El Señor de la Secta miró entonces a los ancianos reunidos alrededor de la mesa destrozada.
—¿Han averiguado quién fue?
Uno de los ancianos respondió con cautela:
—Sí, Señor de la Secta. Lo rastreamos a través de la Unión de Mendigos y descubrimos que este lote de plata fue transportado desde Sichuan.
—¿Sichuan?
—Sí, señor.
—¿Ese mocoso otra vez?
—Todavía no lo hemos confirmado, pero…
La simple mención de Sichuan prácticamente lo convenció.
Tenía que ser ese muchacho.
Los ancianos parecían compartir la misma sospecha.
La palma del líder volvió a caer.
—¡CRASH!
La mesa de acero azul finalmente se hizo añicos.
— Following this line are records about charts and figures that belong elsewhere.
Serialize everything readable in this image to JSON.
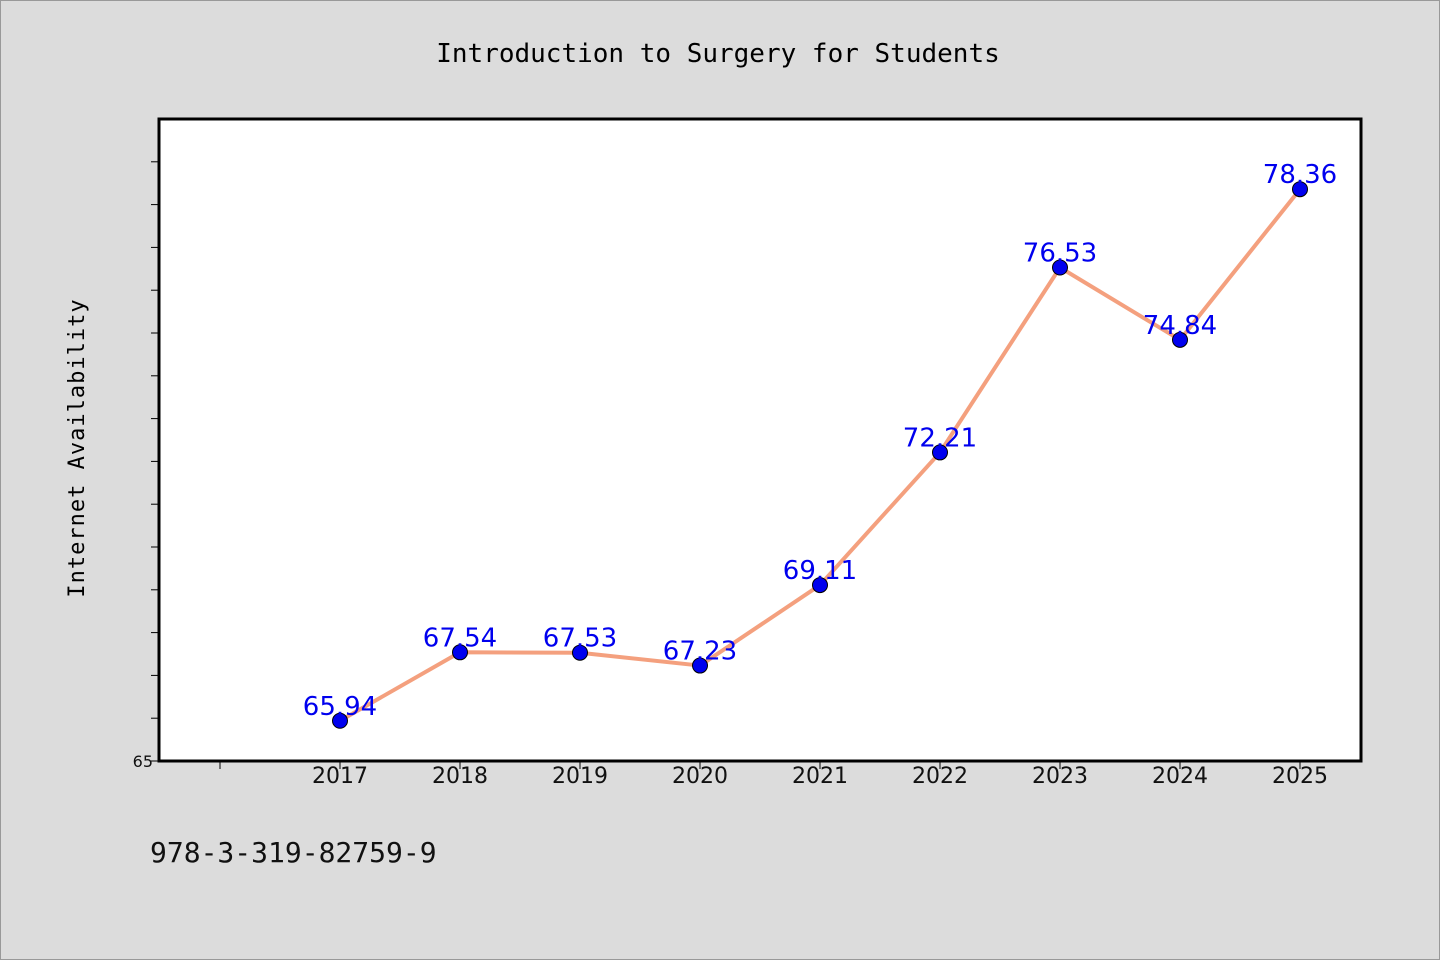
{
  "chart_data": {
    "type": "line",
    "title": "Introduction to Surgery for Students",
    "ylabel": "Internet Availability",
    "xlabel": "",
    "categories": [
      "2017",
      "2018",
      "2019",
      "2020",
      "2021",
      "2022",
      "2023",
      "2024",
      "2025"
    ],
    "series": [
      {
        "values": [
          65.94,
          67.54,
          67.53,
          67.23,
          69.11,
          72.21,
          76.53,
          74.84,
          78.36
        ],
        "labels": [
          "65.94",
          "67.54",
          "67.53",
          "67.23",
          "69.11",
          "72.21",
          "76.53",
          "74.84",
          "78.36"
        ]
      }
    ],
    "ylim": [
      65,
      80
    ],
    "ytick_labels": [
      "65"
    ],
    "grid": false,
    "legend": "none",
    "colors": {
      "line": "#f4a07e",
      "marker": "#0000ee",
      "marker_edge": "#000000",
      "data_label": "#0000ee",
      "background": "#dcdcdc",
      "plot_area": "#ffffff"
    }
  },
  "footer": {
    "isbn": "978-3-319-82759-9"
  }
}
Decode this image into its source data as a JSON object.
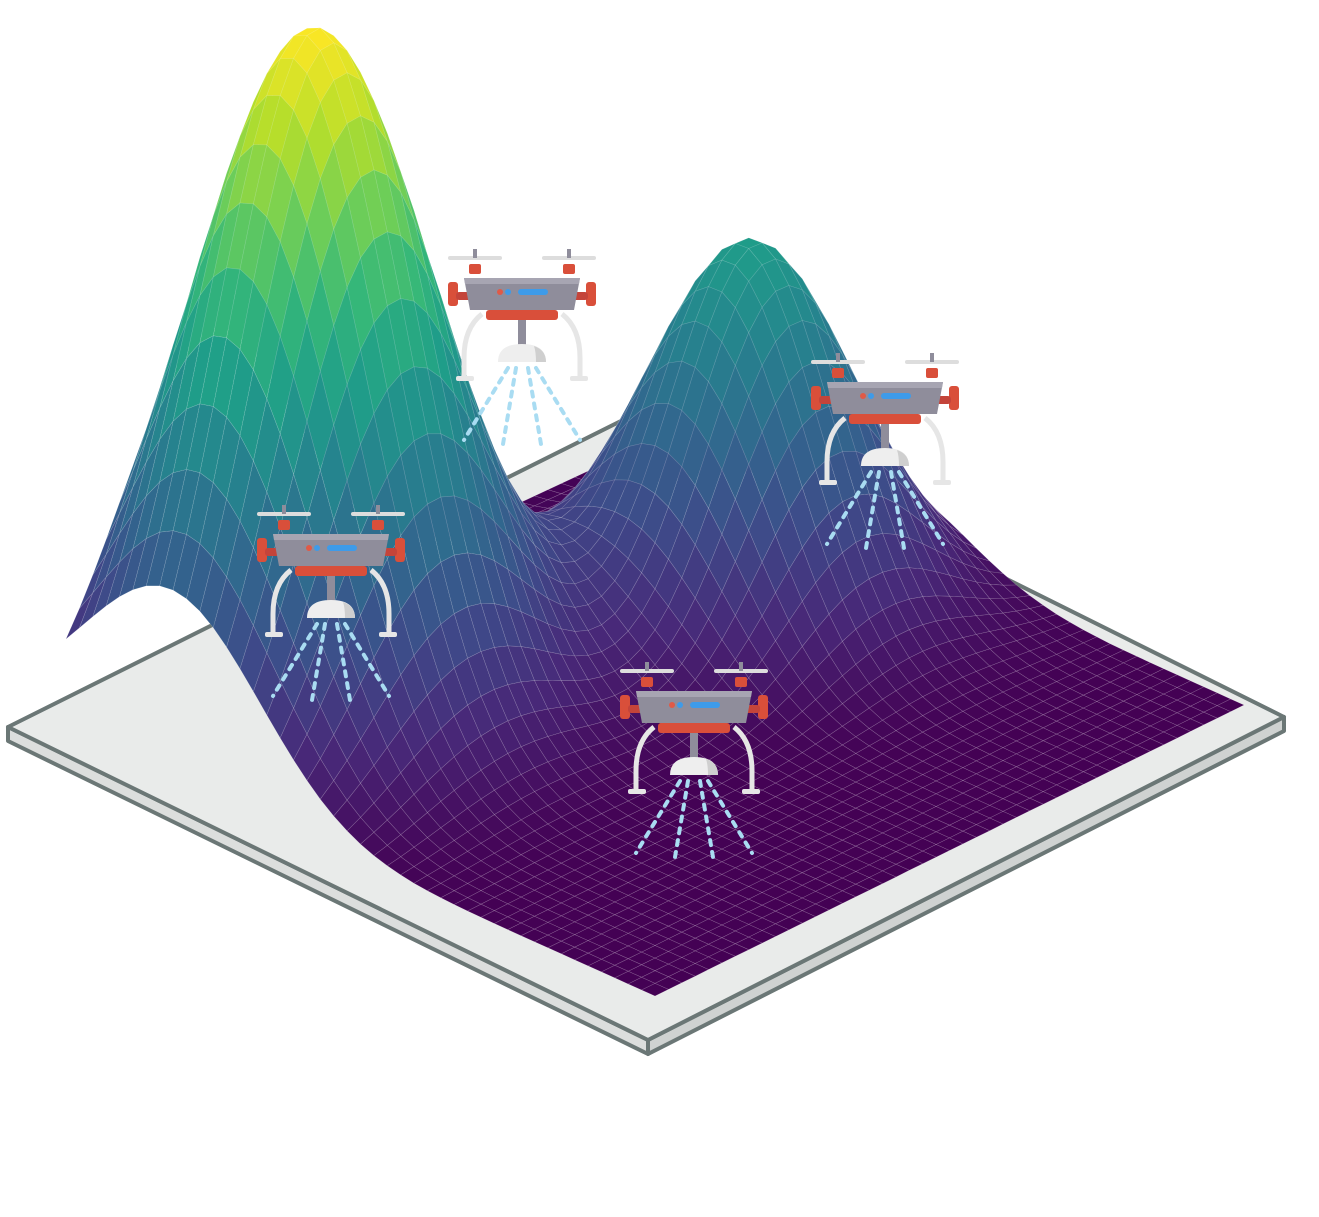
{
  "scene": {
    "surface": {
      "colormap": [
        "#440154",
        "#482878",
        "#3e4a89",
        "#31688e",
        "#26828e",
        "#1f9e89",
        "#35b779",
        "#6ece58",
        "#b5de2b",
        "#fde725"
      ],
      "peaks": [
        {
          "name": "main-peak",
          "height": 1.0
        },
        {
          "name": "secondary-peak",
          "height": 0.55
        }
      ]
    },
    "platform": {
      "fill": "#e9ebea",
      "edge": "#6b7776"
    },
    "drones": [
      {
        "name": "drone-upper-left"
      },
      {
        "name": "drone-right"
      },
      {
        "name": "drone-left"
      },
      {
        "name": "drone-center"
      }
    ],
    "drone_colors": {
      "body": "#8f8d9b",
      "accent": "#d94f3a",
      "light": "#3e9be9",
      "legs": "#e6e6e6",
      "spray": "#a9dcf2"
    }
  }
}
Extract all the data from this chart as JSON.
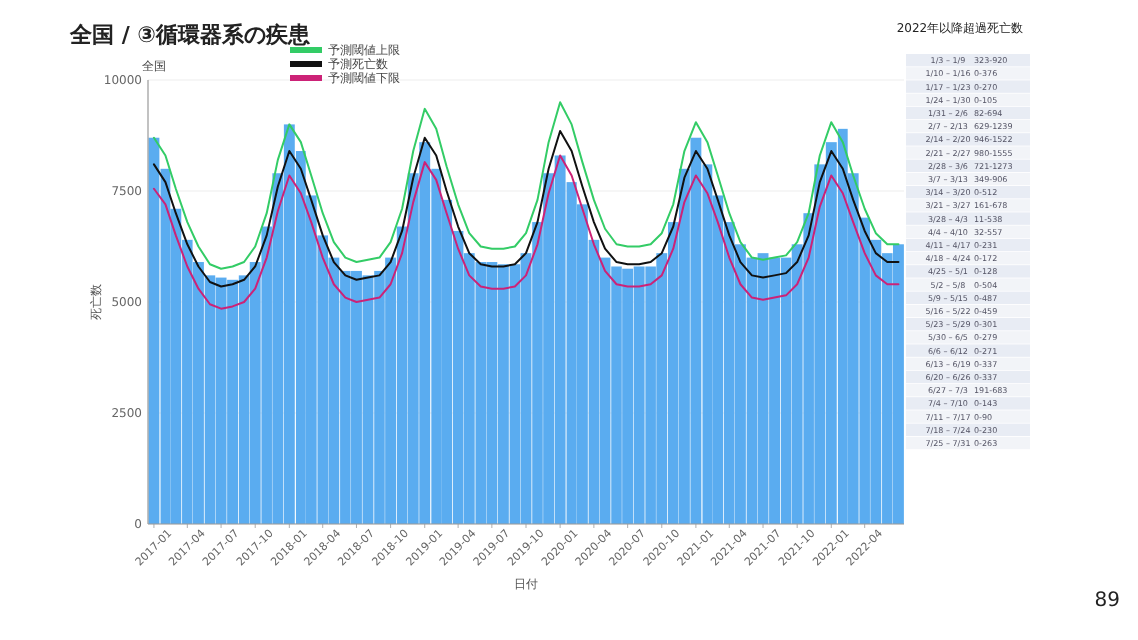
{
  "chart_data": [
    {
      "type": "bar",
      "title": "全国 / ③循環器系の疾患",
      "xlabel": "日付",
      "ylabel": "死亡数",
      "annotations": [
        "全国",
        "89"
      ],
      "legend": "top",
      "grid": "y",
      "x": [
        "2017-01",
        "2017-02",
        "2017-03",
        "2017-04",
        "2017-05",
        "2017-06",
        "2017-07",
        "2017-08",
        "2017-09",
        "2017-10",
        "2017-11",
        "2017-12",
        "2018-01",
        "2018-02",
        "2018-03",
        "2018-04",
        "2018-05",
        "2018-06",
        "2018-07",
        "2018-08",
        "2018-09",
        "2018-10",
        "2018-11",
        "2018-12",
        "2019-01",
        "2019-02",
        "2019-03",
        "2019-04",
        "2019-05",
        "2019-06",
        "2019-07",
        "2019-08",
        "2019-09",
        "2019-10",
        "2019-11",
        "2019-12",
        "2020-01",
        "2020-02",
        "2020-03",
        "2020-04",
        "2020-05",
        "2020-06",
        "2020-07",
        "2020-08",
        "2020-09",
        "2020-10",
        "2020-11",
        "2020-12",
        "2021-01",
        "2021-02",
        "2021-03",
        "2021-04",
        "2021-05",
        "2021-06",
        "2021-07",
        "2021-08",
        "2021-09",
        "2021-10",
        "2021-11",
        "2021-12",
        "2022-01",
        "2022-02",
        "2022-03",
        "2022-04",
        "2022-05",
        "2022-06",
        "2022-07"
      ],
      "xlim": [
        "2016-12-16",
        "2022-07-16"
      ],
      "xticks": [
        {
          "value": "2017-01-01",
          "label": "2017-01"
        },
        {
          "value": "2017-04-01",
          "label": "2017-04"
        },
        {
          "value": "2017-07-01",
          "label": "2017-07"
        },
        {
          "value": "2017-10-01",
          "label": "2017-10"
        },
        {
          "value": "2018-01-01",
          "label": "2018-01"
        },
        {
          "value": "2018-04-01",
          "label": "2018-04"
        },
        {
          "value": "2018-07-01",
          "label": "2018-07"
        },
        {
          "value": "2018-10-01",
          "label": "2018-10"
        },
        {
          "value": "2019-01-01",
          "label": "2019-01"
        },
        {
          "value": "2019-04-01",
          "label": "2019-04"
        },
        {
          "value": "2019-07-01",
          "label": "2019-07"
        },
        {
          "value": "2019-10-01",
          "label": "2019-10"
        },
        {
          "value": "2020-01-01",
          "label": "2020-01"
        },
        {
          "value": "2020-04-01",
          "label": "2020-04"
        },
        {
          "value": "2020-07-01",
          "label": "2020-07"
        },
        {
          "value": "2020-10-01",
          "label": "2020-10"
        },
        {
          "value": "2021-01-01",
          "label": "2021-01"
        },
        {
          "value": "2021-04-01",
          "label": "2021-04"
        },
        {
          "value": "2021-07-01",
          "label": "2021-07"
        },
        {
          "value": "2021-10-01",
          "label": "2021-10"
        },
        {
          "value": "2022-01-01",
          "label": "2022-01"
        },
        {
          "value": "2022-04-01",
          "label": "2022-04"
        }
      ],
      "ylim": [
        0,
        10000
      ],
      "yticks": [
        0,
        2500,
        5000,
        7500,
        10000
      ],
      "series": [
        {
          "type": "bar",
          "color": "#5aacf0",
          "values": [
            8700,
            8000,
            7100,
            6400,
            5900,
            5600,
            5550,
            5500,
            5600,
            5900,
            6700,
            7900,
            9000,
            8400,
            7400,
            6500,
            6000,
            5700,
            5700,
            5600,
            5700,
            6000,
            6700,
            7900,
            8600,
            8000,
            7300,
            6600,
            6100,
            5900,
            5900,
            5850,
            5850,
            6100,
            6800,
            7900,
            8300,
            7700,
            7200,
            6400,
            6000,
            5800,
            5750,
            5800,
            5800,
            6100,
            6800,
            8000,
            8700,
            8100,
            7400,
            6800,
            6300,
            6000,
            6100,
            6000,
            6000,
            6300,
            7000,
            8100,
            8600,
            8900,
            7900,
            6900,
            6400,
            6100,
            6300
          ]
        },
        {
          "type": "line",
          "name": "予測閾値上限",
          "color": "#33cc66",
          "values": [
            8700,
            8300,
            7550,
            6800,
            6250,
            5850,
            5750,
            5800,
            5900,
            6250,
            7000,
            8200,
            9000,
            8600,
            7850,
            7000,
            6350,
            6000,
            5900,
            5950,
            6000,
            6350,
            7100,
            8400,
            9350,
            8900,
            8050,
            7200,
            6550,
            6250,
            6200,
            6200,
            6250,
            6550,
            7300,
            8600,
            9500,
            9000,
            8150,
            7300,
            6650,
            6300,
            6250,
            6250,
            6300,
            6550,
            7200,
            8400,
            9050,
            8600,
            7850,
            7000,
            6350,
            6000,
            5950,
            6000,
            6050,
            6350,
            7000,
            8300,
            9050,
            8600,
            7850,
            7100,
            6550,
            6300,
            6300
          ]
        },
        {
          "type": "line",
          "name": "予測死亡数",
          "color": "#111111",
          "values": [
            8100,
            7700,
            7000,
            6300,
            5800,
            5450,
            5350,
            5400,
            5500,
            5800,
            6500,
            7600,
            8400,
            8000,
            7300,
            6500,
            5900,
            5600,
            5500,
            5550,
            5600,
            5900,
            6600,
            7800,
            8700,
            8300,
            7500,
            6700,
            6100,
            5850,
            5800,
            5800,
            5850,
            6100,
            6800,
            8000,
            8850,
            8400,
            7600,
            6800,
            6200,
            5900,
            5850,
            5850,
            5900,
            6100,
            6700,
            7800,
            8400,
            8000,
            7300,
            6500,
            5900,
            5600,
            5550,
            5600,
            5650,
            5900,
            6500,
            7700,
            8400,
            8000,
            7300,
            6600,
            6100,
            5900,
            5900
          ]
        },
        {
          "type": "line",
          "name": "予測閾値下限",
          "color": "#cc2277",
          "values": [
            7550,
            7200,
            6500,
            5800,
            5300,
            4950,
            4850,
            4900,
            5000,
            5300,
            6000,
            7050,
            7850,
            7450,
            6800,
            6000,
            5400,
            5100,
            5000,
            5050,
            5100,
            5400,
            6100,
            7250,
            8150,
            7750,
            7000,
            6200,
            5600,
            5350,
            5300,
            5300,
            5350,
            5600,
            6300,
            7450,
            8300,
            7850,
            7100,
            6300,
            5700,
            5400,
            5350,
            5350,
            5400,
            5600,
            6200,
            7250,
            7850,
            7450,
            6800,
            6000,
            5400,
            5100,
            5050,
            5100,
            5150,
            5400,
            6000,
            7150,
            7850,
            7450,
            6800,
            6100,
            5600,
            5400,
            5400
          ]
        }
      ]
    },
    {
      "type": "other",
      "title": "2022年以降超過死亡数",
      "annotations": [
        "1/3 – 1/9",
        "323-920",
        "1/10 – 1/16",
        "0-376",
        "1/17 – 1/23",
        "0-270",
        "1/24 – 1/30",
        "0-105",
        "1/31 – 2/6",
        "82-694",
        "2/7 – 2/13",
        "629-1239",
        "2/14 – 2/20",
        "946-1522",
        "2/21 – 2/27",
        "980-1555",
        "2/28 – 3/6",
        "721-1273",
        "3/7 – 3/13",
        "349-906",
        "3/14 – 3/20",
        "0-512",
        "3/21 – 3/27",
        "161-678",
        "3/28 – 4/3",
        "11-538",
        "4/4 – 4/10",
        "32-557",
        "4/11 – 4/17",
        "0-231",
        "4/18 – 4/24",
        "0-172",
        "4/25 – 5/1",
        "0-128",
        "5/2 – 5/8",
        "0-504",
        "5/9 – 5/15",
        "0-487",
        "5/16 – 5/22",
        "0-459",
        "5/23 – 5/29",
        "0-301",
        "5/30 – 6/5",
        "0-279",
        "6/6 – 6/12",
        "0-271",
        "6/13 – 6/19",
        "0-337",
        "6/20 – 6/26",
        "0-337",
        "6/27 – 7/3",
        "191-683",
        "7/4 – 7/10",
        "0-143",
        "7/11 – 7/17",
        "0-90",
        "7/18 – 7/24",
        "0-230",
        "7/25 – 7/31",
        "0-263"
      ]
    }
  ]
}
El Señor de la Secta murmuró sombríamente:
—Y también está el incidente de las langostas… Les haremos pagar todo esto, cueste lo que cueste…
Habían sido humillados demasiadas veces.
Ya no podía quedarse de brazos cruzados.
En ese momento, uno de los ancianos levantó la mano y presentó un nuevo informe.
—Mientras vigilábamos la región de Sichuan, encontré un rumor interesante.
—¿Un rumor interesante?
—Sí, Señor de la Secta. Se dice que el muchacho se casará con el Clan Tang.
—¿Una boda?
—Sí, Señor de la Secta. Al parecer está invitando a figuras importantes de Sichuan.
—Una boda, eh…
El Señor de la Secta de los Cinco Venenos sonrió fríamente.
—Ya veo… en ese caso, debemos enviar un regalo de bodas.
En ese mismo instante, los cuervos alineados sobre los aleros fuera de la ventana abierta batieron las alas al unísono y se elevaron hacia el cielo nocturno.